Adiabatic compression of ideal diatomic gas

[Fizz_Geek]

Homework Statement

An ideal diatomic gas, with rotation but no oscillation, undergoes an adiabatic compression. Its initial pressure and volume are 1.9 atm and 0.30 m3. It's final pressure is 2.9 atm. How much work is done by the gas?

P₀ = 1.9 atm = 1.93e5 Pa
V₀ = 0.30 m³
P = 2.9 atm = 2.94e5 Pa

Homework Equations

PV^γ=P₀V₀^γ

Where γ = C_P/C_V

And for an ideal diatomic gas, we have:

γ=$\frac{7}{5}$

The Attempt at a Solution

W = $\int$P dV
= $\int$ P₀(V₀/V)^{$\frac{7}{5}$} dV
= P₀V₀^{$\frac{7}{5}$}(V^{$\frac{-2}{5}$}-V₀^{$\frac{-2}{5}$})/($\frac{-2}{5}$)

Then we can solve for V from the adiabatic condition, since we were given the final pressure:

PV^γ=P₀V₀^γ

Plugging in the values, I get:

V = 0.22 m³

Then, plugging this value into the work equation, I get:

W = -1.85e5 J or 185 kJ of work done by the gas.

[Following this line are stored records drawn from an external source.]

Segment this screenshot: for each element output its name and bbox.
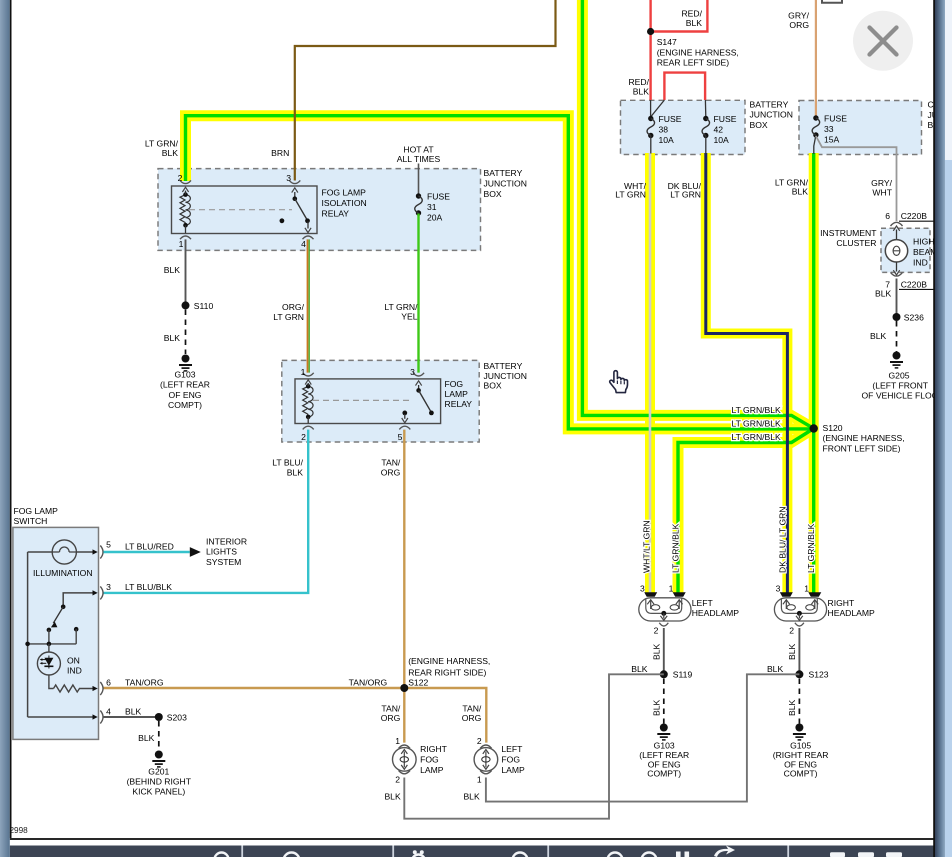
svg-text:FOG LAMP: FOG LAMP [14, 506, 59, 516]
svg-text:ORG: ORG [381, 467, 401, 477]
ON IND led [37, 644, 60, 675]
svg-text:S120: S120 [823, 423, 843, 433]
svg-text:BLK: BLK [787, 643, 797, 660]
ground G105 [793, 724, 806, 740]
svg-text:LT GRN: LT GRN [615, 189, 646, 199]
svg-text:FOG: FOG [420, 755, 439, 765]
svg-text:BOX: BOX [484, 189, 502, 199]
svg-text:WHT: WHT [872, 187, 892, 197]
instrument cluster high beam indicator [885, 226, 907, 275]
svg-text:20A: 20A [427, 213, 443, 223]
svg-text:2: 2 [654, 626, 659, 636]
svg-text:S123: S123 [809, 670, 829, 680]
svg-text:5: 5 [398, 432, 403, 442]
pin 2 isolation relay [180, 180, 191, 183]
svg-text:1: 1 [301, 367, 306, 377]
svg-text:BLK: BLK [792, 187, 809, 197]
svg-text:BRN: BRN [271, 148, 289, 158]
svg-text:2: 2 [395, 775, 400, 785]
splice S203 [155, 713, 163, 721]
svg-text:FRONT LEFT SIDE): FRONT LEFT SIDE) [823, 443, 901, 453]
splice S119 [660, 670, 668, 678]
svg-text:LEFT: LEFT [692, 598, 714, 608]
svg-text:TAN/ORG: TAN/ORG [349, 677, 388, 687]
svg-text:BLK: BLK [162, 148, 179, 158]
svg-text:(LEFT FRONT: (LEFT FRONT [872, 380, 928, 390]
ground G201 [152, 751, 165, 767]
svg-text:KICK PANEL): KICK PANEL) [132, 787, 185, 797]
svg-text:INSTRUMENT: INSTRUMENT [820, 228, 877, 238]
green core: S120 to left headlamp [678, 429, 814, 593]
svg-text:LT GRN/: LT GRN/ [384, 302, 418, 312]
svg-text:HOT AT: HOT AT [403, 144, 434, 154]
svg-text:6: 6 [106, 677, 111, 687]
toolbar separators [241, 846, 243, 857]
pin 5 internal wire with arrow [76, 551, 93, 553]
svg-text:S122: S122 [408, 677, 428, 687]
svg-text:FOG: FOG [501, 755, 520, 765]
green core: fuse 33 wire [812, 153, 815, 593]
svg-text:42: 42 [714, 125, 724, 135]
svg-text:BLK: BLK [384, 792, 401, 802]
svg-text:S110: S110 [194, 301, 214, 311]
svg-text:RED/: RED/ [681, 8, 702, 18]
right frame and scrollbar [933, 0, 935, 857]
pin 5 fog relay [399, 426, 410, 429]
svg-text:10A: 10A [714, 135, 730, 145]
svg-text:LT BLU/BLK: LT BLU/BLK [125, 582, 172, 592]
svg-text:3: 3 [776, 583, 781, 593]
svg-text:SWITCH: SWITCH [14, 516, 48, 526]
svg-text:31: 31 [427, 202, 437, 212]
connector 7 C220B [891, 272, 903, 276]
ground G103 (headlamp) [657, 724, 670, 740]
svg-text:(ENGINE HARNESS,: (ENGINE HARNESS, [823, 433, 905, 443]
bottom toolbar [10, 846, 935, 857]
svg-text:IND: IND [913, 257, 928, 267]
splice S120 [810, 424, 818, 432]
wire BLK S110 to G103 [185, 310, 187, 355]
left fog lamp [474, 745, 498, 774]
wire BLK S123 to G105 [798, 679, 800, 724]
svg-text:ON: ON [67, 655, 80, 665]
svg-text:BATTERY: BATTERY [750, 99, 789, 109]
svg-text:2: 2 [178, 173, 183, 183]
svg-text:FOG: FOG [445, 379, 464, 389]
wire: highlighted WHT/LT GRN fuse 38 to left headlamp pin 3 (yellow band) [645, 153, 655, 593]
illumination bulb [52, 540, 76, 564]
svg-text:3: 3 [410, 367, 415, 377]
svg-text:ILLUMINATION: ILLUMINATION [33, 568, 93, 578]
svg-text:COMPT): COMPT) [168, 400, 202, 410]
wire BLK S203 to G201 [158, 721, 160, 751]
wire BLK left fog lamp ground to S123 [486, 674, 800, 801]
svg-text:BLK: BLK [870, 331, 887, 341]
pin 3 isolation relay [289, 180, 300, 183]
white core: WHT/LT GRN wire [649, 153, 652, 593]
svg-text:G103: G103 [174, 370, 195, 380]
svg-text:15A: 15A [824, 135, 840, 145]
svg-text:2: 2 [301, 432, 306, 442]
svg-text:G103: G103 [654, 740, 675, 750]
navy core: DK BLU/LT GRN wire [706, 153, 788, 593]
svg-text:LT GRN/: LT GRN/ [145, 138, 179, 148]
battery junction box 3 (fuse 38 / fuse 42) [621, 100, 746, 154]
switch left rail [27, 552, 29, 717]
pin 1 fog relay [303, 373, 314, 376]
toolbar icon fragments [215, 853, 657, 857]
fuse 42 10A [702, 100, 737, 154]
svg-text:JUNCTION: JUNCTION [750, 110, 793, 120]
svg-text:33: 33 [824, 124, 834, 134]
wire BLK cluster to S236 [896, 279, 898, 318]
svg-text:IND: IND [67, 665, 82, 675]
svg-text:4: 4 [301, 239, 306, 249]
wire BLK right fog lamp ground to S119 [404, 674, 664, 818]
fog lamp isolation relay U1 [172, 186, 318, 234]
svg-text:ORG: ORG [789, 20, 809, 30]
svg-text:ORG: ORG [462, 713, 482, 723]
svg-text:ALL TIMES: ALL TIMES [397, 154, 441, 164]
pin 1 isolation relay [180, 236, 191, 239]
fuse 31 20A [415, 164, 450, 223]
svg-text:ORG/: ORG/ [282, 302, 305, 312]
svg-text:COMPT): COMPT) [647, 769, 681, 779]
svg-text:1: 1 [669, 583, 674, 593]
wire BLK S119 to G103 [663, 679, 665, 724]
svg-text:C220B: C220B [901, 211, 928, 221]
ground G103 (left) [179, 355, 192, 371]
svg-text:G205: G205 [888, 370, 909, 380]
svg-text:BLK: BLK [652, 643, 662, 660]
mouse cursor [610, 371, 628, 393]
pin 3 internal wire and toggle switch [63, 593, 93, 607]
svg-text:S236: S236 [904, 312, 924, 322]
svg-text:BLK: BLK [767, 664, 784, 674]
svg-text:RIGHT: RIGHT [828, 598, 855, 608]
svg-text:JUNCTION: JUNCTION [484, 179, 527, 189]
svg-text:HIGH: HIGH [913, 236, 934, 246]
svg-text:LT BLU/: LT BLU/ [272, 458, 303, 468]
svg-text:LT GRN/BLK: LT GRN/BLK [671, 523, 681, 573]
pin 2 fog relay [303, 426, 314, 429]
svg-text:1: 1 [179, 239, 184, 249]
svg-text:G201: G201 [148, 767, 169, 777]
instrument cluster box [881, 228, 930, 272]
svg-text:FUSE: FUSE [824, 114, 847, 124]
svg-text:LT GRN/BLK: LT GRN/BLK [806, 523, 816, 573]
svg-text:3: 3 [106, 582, 111, 592]
svg-text:BATTERY: BATTERY [484, 168, 523, 178]
svg-text:FOG LAMP: FOG LAMP [322, 187, 367, 197]
svg-text:LT GRN/BLK: LT GRN/BLK [731, 405, 781, 415]
svg-text:G105: G105 [790, 740, 811, 750]
left headlamp [639, 592, 691, 621]
svg-text:OF ENG: OF ENG [169, 390, 202, 400]
wire LT GRN/YEL fuse 31 to fog relay pin 3 [417, 214, 419, 373]
connector fragment top right [822, 0, 842, 3]
wire BLK right headlamp to S123 [798, 628, 800, 674]
svg-text:1: 1 [477, 775, 482, 785]
splice S122 [400, 684, 408, 692]
svg-text:S147: S147 [657, 37, 677, 47]
svg-text:BLK: BLK [652, 699, 662, 716]
svg-text:SYSTEM: SYSTEM [206, 557, 241, 567]
svg-text:BLK: BLK [463, 792, 480, 802]
pin 4 isolation relay [303, 236, 314, 239]
wire LT BLU/RED to interior lights [104, 551, 190, 553]
svg-text:RIGHT: RIGHT [420, 744, 447, 754]
svg-text:LAMP: LAMP [445, 389, 469, 399]
svg-text:BLK: BLK [787, 699, 797, 716]
svg-text:BLK: BLK [631, 664, 648, 674]
svg-text:LT GRN: LT GRN [273, 312, 304, 322]
svg-text:(ENGINE HARNESS,: (ENGINE HARNESS, [657, 48, 739, 58]
wire BRN from isolation relay pin 3 to top [295, 0, 556, 181]
svg-text:2: 2 [789, 626, 794, 636]
svg-text:BOX: BOX [750, 120, 768, 130]
svg-text:LT GRN/BLK: LT GRN/BLK [731, 432, 781, 442]
svg-text:LT GRN: LT GRN [670, 189, 701, 199]
junction box 4 (fuse 33) [799, 101, 922, 155]
wire BLK relay pin 1 to S110 [185, 239, 187, 305]
wire TAN/ORG fog relay pin 5 to S122 and fog lamps [403, 430, 405, 743]
svg-text:S119: S119 [673, 670, 693, 680]
right fog lamp [393, 745, 417, 774]
svg-text:BLK: BLK [138, 733, 155, 743]
svg-text:LEFT: LEFT [501, 744, 523, 754]
wire: highlighted LT GRN/BLK from S120 to left headlamp pin 1 (yellow band) [678, 429, 814, 593]
svg-text:CLUSTER: CLUSTER [836, 238, 876, 248]
svg-text:BOX: BOX [484, 381, 502, 391]
fuse 38 10A [647, 100, 682, 154]
svg-text:TAN/: TAN/ [381, 458, 401, 468]
svg-text:TAN/: TAN/ [462, 703, 482, 713]
left window strip [0, 0, 10, 857]
wire BLK switch pin 4 to S203 [104, 716, 159, 718]
svg-text:1: 1 [395, 736, 400, 746]
svg-text:RELAY: RELAY [445, 399, 473, 409]
svg-text:WHT/LT GRN: WHT/LT GRN [642, 520, 652, 573]
close button [853, 11, 913, 71]
wire BLK left headlamp to S119 [663, 628, 665, 674]
battery junction box 1 (isolation relay + fuse 31) [158, 169, 481, 251]
svg-text:YEL: YEL [401, 311, 417, 321]
wire GRY/WHT fuse 33 to instrument cluster [816, 136, 897, 221]
right headlamp [774, 592, 826, 621]
svg-text:ORG: ORG [381, 713, 401, 723]
svg-text:2: 2 [477, 736, 482, 746]
svg-text:BLK: BLK [164, 333, 181, 343]
svg-text:10A: 10A [659, 135, 675, 145]
fog lamp switch box [13, 527, 99, 739]
svg-text:2998: 2998 [10, 826, 29, 835]
svg-text:1: 1 [804, 583, 809, 593]
wire: highlighted LT GRN/BLK fuse 33 through S120 to right headlamp pin 1 (yellow band) [809, 153, 819, 593]
bottom frame line [10, 838, 934, 840]
svg-text:LT GRN/BLK: LT GRN/BLK [731, 419, 781, 429]
svg-text:DK BLU/ LT GRN: DK BLU/ LT GRN [778, 506, 788, 573]
svg-text:FUSE: FUSE [659, 114, 682, 124]
svg-text:BLK: BLK [287, 467, 304, 477]
svg-text:INTERIOR: INTERIOR [206, 536, 247, 546]
svg-text:ISOLATION: ISOLATION [322, 198, 367, 208]
svg-text:RELAY: RELAY [322, 208, 350, 218]
svg-text:BLK: BLK [875, 289, 892, 299]
svg-text:38: 38 [659, 125, 669, 135]
splice S123 [795, 670, 803, 678]
svg-text:BLK: BLK [686, 18, 703, 28]
svg-text:RED/: RED/ [628, 77, 649, 87]
wire BLK S236 to G205 [896, 321, 898, 352]
splice S236 [893, 313, 901, 321]
switch pin connectors [100, 546, 103, 559]
svg-text:BLK: BLK [125, 707, 142, 717]
svg-text:(BEHIND RIGHT: (BEHIND RIGHT [127, 777, 192, 787]
svg-text:6: 6 [885, 211, 890, 221]
svg-text:3: 3 [640, 583, 645, 593]
svg-text:LAMP: LAMP [501, 765, 525, 775]
green core: relay pin 2 wire [186, 116, 813, 429]
svg-text:HEADLAMP: HEADLAMP [828, 608, 876, 618]
svg-text:TAN/: TAN/ [381, 703, 401, 713]
resistor to pin 6 [49, 675, 54, 689]
svg-text:S203: S203 [167, 712, 187, 722]
svg-text:FUSE: FUSE [714, 114, 737, 124]
svg-text:REAR RIGHT SIDE): REAR RIGHT SIDE) [408, 667, 486, 677]
wire GRY/ORG from top to fuse 33 [815, 0, 817, 118]
fuse 33 15A [812, 114, 847, 154]
svg-text:JUNCTION: JUNCTION [484, 371, 527, 381]
svg-text:BLK: BLK [164, 265, 181, 275]
svg-text:5: 5 [106, 539, 111, 549]
svg-text:(ENGINE HARNESS,: (ENGINE HARNESS, [408, 656, 490, 666]
wire: highlighted LT GRN/BLK from isolation relay pin 2 to S120 (yellow band) [186, 116, 812, 429]
svg-text:GRY/: GRY/ [788, 10, 809, 20]
ground G205 [890, 352, 903, 368]
wire RED/BLK staple to fuse 42 [664, 73, 705, 100]
svg-text:LT BLU/RED: LT BLU/RED [125, 541, 174, 551]
svg-text:HEADLAMP: HEADLAMP [692, 608, 740, 618]
battery junction box 2 (fog lamp relay) [282, 360, 479, 442]
wire: highlighted DK BLU/LT GRN fuse 42 to right headlamp pin 3 (yellow band) [706, 153, 788, 593]
svg-text:4: 4 [106, 706, 111, 716]
wire LT BLU/BLK fog relay pin 2 to switch pin 3 [104, 430, 309, 593]
svg-text:LAMP: LAMP [420, 765, 444, 775]
pin 3 fog relay [413, 373, 424, 376]
svg-text:TAN/ORG: TAN/ORG [125, 678, 164, 688]
svg-text:3: 3 [286, 173, 291, 183]
svg-text:REAR LEFT SIDE): REAR LEFT SIDE) [657, 58, 730, 68]
fog lamp relay U2 [295, 379, 441, 424]
svg-text:BATTERY: BATTERY [484, 361, 523, 371]
wire RED/BLK from top with splice S147 [647, 0, 707, 100]
svg-text:COMPT): COMPT) [784, 769, 818, 779]
splice S110 [182, 301, 190, 309]
wire ORG/LT GRN relay pin 4 to fog relay pin 1 [307, 239, 309, 372]
svg-text:C220B: C220B [901, 279, 928, 289]
green core: top wire to S120 [582, 0, 813, 429]
wire: highlighted LT GRN/BLK from top of page to S120 (yellow band) [582, 0, 813, 429]
pin 4 internal wire [28, 716, 94, 718]
svg-text:FUSE: FUSE [427, 192, 450, 202]
svg-text:LIGHTS: LIGHTS [206, 547, 237, 557]
svg-text:BLK: BLK [633, 86, 650, 96]
svg-text:(LEFT REAR: (LEFT REAR [160, 380, 210, 390]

Sorry about my notation, I'm new to LaTex. So, did I do this right?

Thanks in advance.

 

[rude man]

I did not get your answer.

But if I may:

pV^γ = c = p₁V₁^γ

W = ∫pdV = ∫(c/V^γ)dV = c∫V^-γdV with your limits (I also got V₂ = 0.22).

Also, the work done BY the gas must be a negative number.

 

[Fizz_Geek]

That's what I was trying to do, but my calculator died, so I was using the graphing calculator app on my phone.

Did you get c = 3.577e4 ?

Then W = - 19 kJ ?

If not, can you just tell me if the method is correct or not? Did I use the right value of gamma and the right equations?

Thanks again!

 

[rude man]

That's what I was trying to do, but my calculator died, so I was using the graphing calculator app on my phone.

Did you get c = 3.577e4 ? Yes.

Then W = - 19 kJ ? Yes!

If not, can you just tell me if the method is correct or not? Did I use the right value of gamma and the right equations?

Thanks again!

EDIT:
see above .
You did fine, it was my goof.

I didn't double-check you value of γ though.

 

[Fizz_Geek]

Oh! Thanks very much for your time!

 

[Andrew Mason]

There is an easier way to do this using $TV^{(\gamma-1)} = PV^{\gamma}/nR = \text{constant}$ to find an expression for ΔT and then use $\Delta U = nC_v\Delta T = W$ (adiabatic) to find W.

AM

 

[rude man]

There is an easier way to do this using $TV^{(\gamma-1)} = PV^{\gamma}/nR = \text{constant}$ to find the change in temperature and then $\Delta U = nC_v\Delta T = W$ (adiabatic) to find W.

AM

I didn't think ΔU = C_VdT was covered in an intro physics course, then I found it in my Resnick & Halliday ...

Good thought!

 

[Fizz_Geek]

Actually, that formula is in my intro book. But how would I use it here? I don't have the value of n.

 

[rude man]

Actually, that formula is in my intro book. But how would I use it here? I don't have the value of n.

Don't need it.

T1 = p1V1/nR
T2 = p2V2/nR
ΔT = T2 - T1 = (1/n)(p2V2 - p1V1)/R
ΔU = nc_vΔT = W; the n 's cancel out.
c_v is the molar specific heat at const. volume. R is the universal gas constant.

 

[Fizz_Geek]

Oh! Okay, thanks for all your help!